Der Kreuzbund ist ein eingetragener Verein, der sich an Menschen mit Alkohol- und Medikamentenabhängigkeiten richtet und, erklärt Juri Chervinski, "den Weg für die Nachsorge ebnet". Der Verein biete unter anderem regelmäßig Termine in der lokalen Entgiftungsstation an. Um die Sucht aus dem Gehirn zu bekommen. Einer der Betroffenen berichtet, er stopfe sich jeden Morgen noch eine Zigarette zum Kaffee - ohne sie zu rauchen. Er habe schon vor langer Zeit mit dem Rauchen aufgehört, aber die Zigarette bleibe für sein Gehirn ein wesentlicher Bestandteil des morgendlichen Kaffees. Ein anderer Teilnehmer erzählt von einer Bekannten, die nach zwanzig Jahren Trockenheit wieder Alkohol trank und sofort wieder rückfällig wurde.

Juri Chervinski und Ute Köller vom Selbsthilfezentrum München (Foto: Carmen Voxbrunner)

Deshalb gebe es Selbsthilfe. Selbsthilfe sei lebendig, sie entwickle sich stetig weiter und bringe immer wieder neue Erfolge. Außerdem, betont Ute Köller, gingen die Themen nie aus, es geben kein richtig oder falsch, und man könne immer eine Gruppe bilden, wenn Bedarf bestehe. Das Selbsthilfezentrum München würde Gründungen "engmaschig unterstützen und betreuen". Ihr wichtigster Rat, den sie Neugründungen immer mitgibt: "Man darf auch Leute ablehnen." Bei Selbsthilfe solle es darum gehen, dass "Menschen mit Ecken und Kanten" zusammenarbeiten, gemeinsam Wege finden. Nicht jeder sei dafür gemacht, sind sich die Vertreter der jeweiligen Gruppen, die ins Landratsamt gekommen sind, einig. Es gelte auch Grenzen zu setzen, um eine erfolgreiche Gruppe zu haben.

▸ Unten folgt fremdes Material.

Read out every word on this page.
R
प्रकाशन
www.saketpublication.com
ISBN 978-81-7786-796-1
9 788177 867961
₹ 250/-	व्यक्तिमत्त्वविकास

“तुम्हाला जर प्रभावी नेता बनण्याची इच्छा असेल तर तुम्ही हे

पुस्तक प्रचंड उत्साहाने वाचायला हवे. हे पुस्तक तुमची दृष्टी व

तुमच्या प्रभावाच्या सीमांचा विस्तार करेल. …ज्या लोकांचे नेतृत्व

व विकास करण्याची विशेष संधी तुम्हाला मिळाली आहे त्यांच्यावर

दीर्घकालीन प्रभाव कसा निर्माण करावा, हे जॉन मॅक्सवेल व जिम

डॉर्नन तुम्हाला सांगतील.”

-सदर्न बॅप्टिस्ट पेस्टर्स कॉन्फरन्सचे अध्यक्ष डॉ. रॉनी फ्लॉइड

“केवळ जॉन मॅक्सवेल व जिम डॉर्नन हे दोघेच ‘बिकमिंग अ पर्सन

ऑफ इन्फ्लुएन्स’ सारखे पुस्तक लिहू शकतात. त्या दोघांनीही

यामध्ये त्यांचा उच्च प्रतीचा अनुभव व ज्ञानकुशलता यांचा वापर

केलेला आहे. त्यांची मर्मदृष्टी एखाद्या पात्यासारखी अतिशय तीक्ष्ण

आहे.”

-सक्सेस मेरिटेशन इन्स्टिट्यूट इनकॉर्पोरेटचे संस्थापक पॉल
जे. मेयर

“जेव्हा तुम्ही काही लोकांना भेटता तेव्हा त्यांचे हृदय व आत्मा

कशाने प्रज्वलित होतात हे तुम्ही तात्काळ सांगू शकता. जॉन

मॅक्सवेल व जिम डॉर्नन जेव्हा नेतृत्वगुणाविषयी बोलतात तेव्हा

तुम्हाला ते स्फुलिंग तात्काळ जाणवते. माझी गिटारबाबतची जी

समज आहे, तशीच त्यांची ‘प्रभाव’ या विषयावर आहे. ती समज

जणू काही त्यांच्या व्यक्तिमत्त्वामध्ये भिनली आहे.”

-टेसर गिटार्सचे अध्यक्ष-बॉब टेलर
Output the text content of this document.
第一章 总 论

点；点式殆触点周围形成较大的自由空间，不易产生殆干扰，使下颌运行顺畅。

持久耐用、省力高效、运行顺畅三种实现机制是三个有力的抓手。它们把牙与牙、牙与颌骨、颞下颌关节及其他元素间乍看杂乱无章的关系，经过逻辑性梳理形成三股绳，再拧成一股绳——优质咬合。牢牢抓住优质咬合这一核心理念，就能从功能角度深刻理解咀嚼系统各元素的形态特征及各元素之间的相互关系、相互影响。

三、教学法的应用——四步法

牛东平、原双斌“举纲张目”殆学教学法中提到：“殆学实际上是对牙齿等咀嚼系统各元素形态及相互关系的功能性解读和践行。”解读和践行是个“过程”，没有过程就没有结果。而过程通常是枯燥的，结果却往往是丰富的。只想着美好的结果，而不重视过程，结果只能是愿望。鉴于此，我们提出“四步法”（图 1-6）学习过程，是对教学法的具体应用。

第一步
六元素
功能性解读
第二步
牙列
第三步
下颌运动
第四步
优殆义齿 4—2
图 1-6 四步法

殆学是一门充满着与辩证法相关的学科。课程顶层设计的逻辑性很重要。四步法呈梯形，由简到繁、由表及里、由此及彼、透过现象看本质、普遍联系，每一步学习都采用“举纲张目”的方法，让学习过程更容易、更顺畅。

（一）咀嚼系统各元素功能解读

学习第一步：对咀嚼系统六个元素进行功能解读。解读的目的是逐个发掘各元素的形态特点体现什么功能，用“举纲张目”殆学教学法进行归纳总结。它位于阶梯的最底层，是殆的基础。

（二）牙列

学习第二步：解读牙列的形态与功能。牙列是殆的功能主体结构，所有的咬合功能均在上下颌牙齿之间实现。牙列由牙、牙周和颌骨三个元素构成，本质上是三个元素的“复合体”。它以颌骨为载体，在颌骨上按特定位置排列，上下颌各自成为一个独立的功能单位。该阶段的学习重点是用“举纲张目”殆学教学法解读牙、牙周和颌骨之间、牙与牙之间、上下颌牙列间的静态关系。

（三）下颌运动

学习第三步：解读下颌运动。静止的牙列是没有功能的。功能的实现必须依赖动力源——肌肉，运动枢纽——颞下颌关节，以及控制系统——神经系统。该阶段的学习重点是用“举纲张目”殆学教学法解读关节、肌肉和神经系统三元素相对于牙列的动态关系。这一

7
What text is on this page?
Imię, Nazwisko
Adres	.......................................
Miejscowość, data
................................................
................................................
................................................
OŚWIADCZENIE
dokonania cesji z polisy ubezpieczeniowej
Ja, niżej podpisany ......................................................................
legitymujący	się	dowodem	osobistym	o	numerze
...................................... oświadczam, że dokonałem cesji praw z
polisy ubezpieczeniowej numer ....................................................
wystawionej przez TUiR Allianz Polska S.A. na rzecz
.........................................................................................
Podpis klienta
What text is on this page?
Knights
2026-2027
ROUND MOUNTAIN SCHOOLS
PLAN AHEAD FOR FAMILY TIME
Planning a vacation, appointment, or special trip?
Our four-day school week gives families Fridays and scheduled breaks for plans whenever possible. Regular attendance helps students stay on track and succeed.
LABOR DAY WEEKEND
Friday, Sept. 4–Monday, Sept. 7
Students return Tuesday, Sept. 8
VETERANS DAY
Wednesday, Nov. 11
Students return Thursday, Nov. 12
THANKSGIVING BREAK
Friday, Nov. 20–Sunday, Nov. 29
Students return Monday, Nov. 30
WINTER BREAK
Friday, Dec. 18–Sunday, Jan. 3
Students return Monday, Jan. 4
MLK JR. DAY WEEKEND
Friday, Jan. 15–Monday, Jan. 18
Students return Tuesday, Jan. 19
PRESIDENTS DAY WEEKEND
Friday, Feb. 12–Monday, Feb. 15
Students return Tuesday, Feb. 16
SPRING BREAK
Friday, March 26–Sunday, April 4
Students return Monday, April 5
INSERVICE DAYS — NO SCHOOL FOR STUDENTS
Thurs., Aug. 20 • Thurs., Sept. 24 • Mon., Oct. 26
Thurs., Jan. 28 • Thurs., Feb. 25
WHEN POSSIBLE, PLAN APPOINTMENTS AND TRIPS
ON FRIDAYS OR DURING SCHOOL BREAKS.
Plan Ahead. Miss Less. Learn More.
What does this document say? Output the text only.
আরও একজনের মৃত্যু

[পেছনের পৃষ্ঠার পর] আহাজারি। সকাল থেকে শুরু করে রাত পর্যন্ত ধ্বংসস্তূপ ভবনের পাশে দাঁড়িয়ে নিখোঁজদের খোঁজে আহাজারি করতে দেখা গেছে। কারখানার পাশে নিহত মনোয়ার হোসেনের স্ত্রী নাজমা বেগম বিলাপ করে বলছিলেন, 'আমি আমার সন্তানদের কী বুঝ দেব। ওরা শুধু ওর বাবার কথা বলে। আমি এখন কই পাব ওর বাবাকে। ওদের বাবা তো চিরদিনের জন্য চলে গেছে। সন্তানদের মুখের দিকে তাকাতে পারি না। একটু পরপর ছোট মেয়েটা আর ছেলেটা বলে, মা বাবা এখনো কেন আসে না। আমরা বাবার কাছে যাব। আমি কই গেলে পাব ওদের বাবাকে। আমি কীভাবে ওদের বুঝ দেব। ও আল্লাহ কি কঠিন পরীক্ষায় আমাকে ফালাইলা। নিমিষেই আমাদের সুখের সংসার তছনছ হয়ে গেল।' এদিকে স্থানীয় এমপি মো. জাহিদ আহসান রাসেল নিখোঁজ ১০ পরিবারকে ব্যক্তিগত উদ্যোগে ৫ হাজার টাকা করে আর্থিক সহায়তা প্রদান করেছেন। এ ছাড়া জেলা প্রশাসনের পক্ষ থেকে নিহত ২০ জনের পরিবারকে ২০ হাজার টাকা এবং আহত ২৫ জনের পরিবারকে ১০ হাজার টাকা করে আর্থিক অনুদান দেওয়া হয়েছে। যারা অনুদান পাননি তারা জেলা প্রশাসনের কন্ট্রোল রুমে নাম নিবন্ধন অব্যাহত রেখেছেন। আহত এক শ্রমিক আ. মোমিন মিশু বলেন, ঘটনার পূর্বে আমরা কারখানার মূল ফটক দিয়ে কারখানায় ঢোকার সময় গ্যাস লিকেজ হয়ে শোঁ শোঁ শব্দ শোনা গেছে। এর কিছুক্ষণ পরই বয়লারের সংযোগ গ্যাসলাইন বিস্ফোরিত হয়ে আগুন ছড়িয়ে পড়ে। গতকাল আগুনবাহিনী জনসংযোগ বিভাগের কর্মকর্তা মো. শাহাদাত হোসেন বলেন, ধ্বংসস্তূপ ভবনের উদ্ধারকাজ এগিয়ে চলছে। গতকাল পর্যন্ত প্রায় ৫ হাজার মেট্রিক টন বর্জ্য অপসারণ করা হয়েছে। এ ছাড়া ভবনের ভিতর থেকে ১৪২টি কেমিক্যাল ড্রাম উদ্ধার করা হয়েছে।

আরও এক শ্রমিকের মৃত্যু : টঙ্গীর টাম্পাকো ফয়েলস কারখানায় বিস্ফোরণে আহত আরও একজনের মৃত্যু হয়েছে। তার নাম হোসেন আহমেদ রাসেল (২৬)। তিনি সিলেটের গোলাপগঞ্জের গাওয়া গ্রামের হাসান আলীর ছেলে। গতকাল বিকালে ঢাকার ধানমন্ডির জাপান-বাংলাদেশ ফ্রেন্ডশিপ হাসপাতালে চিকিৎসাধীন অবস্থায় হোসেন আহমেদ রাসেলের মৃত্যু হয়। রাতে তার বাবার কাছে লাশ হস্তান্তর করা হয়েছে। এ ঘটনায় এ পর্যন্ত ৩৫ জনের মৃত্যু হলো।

Und wo liegt die Zukunft der Selbsthilfe? Themen wird es wohl immer geben. Juri Chervinski hofft, dass Stigma rund um Selbsthilfegruppen in den jüngeren Generationen weniger eine Rolle spielen wird. Er beobachte ein "anderes Selbst- und Menschenverständnis" und den zunehmenden Drang, "Dinge in die Hand zu nehmen, weil sich andere nicht kümmern". Das Zentrum für Selbsthilfe erhebe auch Feldforschung zu diesen Themen und gibt soziologische Studien in Auftrag. Ute Köller bestätigt: "Junge Selbsthilfe nimmt Fahrt auf". Vor allem an Universitäten würden Studierende Initiative ergreifen, in München gibt es beispielsweise die Gruppe Support Groups for Change - eine Online-Selbsthilfegruppe, die sich aus der allgemeinen Vereinsamung Studierender in der Coronazeit gebildet habe. Und es gebe viele Angebote, die Juri Chervinski unter Selbsthilfe einordnen würde, sich selbst aber nicht so definieren.

"So viele Gespräche laufen, bevor man wirklich erfährt, was passiert." Das betont Juri Chervinski immer wieder, deshalb liebt er seine Arbeit. Es bleibe immer spannend. Der Drang, anderen zu helfen, steckt wohl auch in ihm.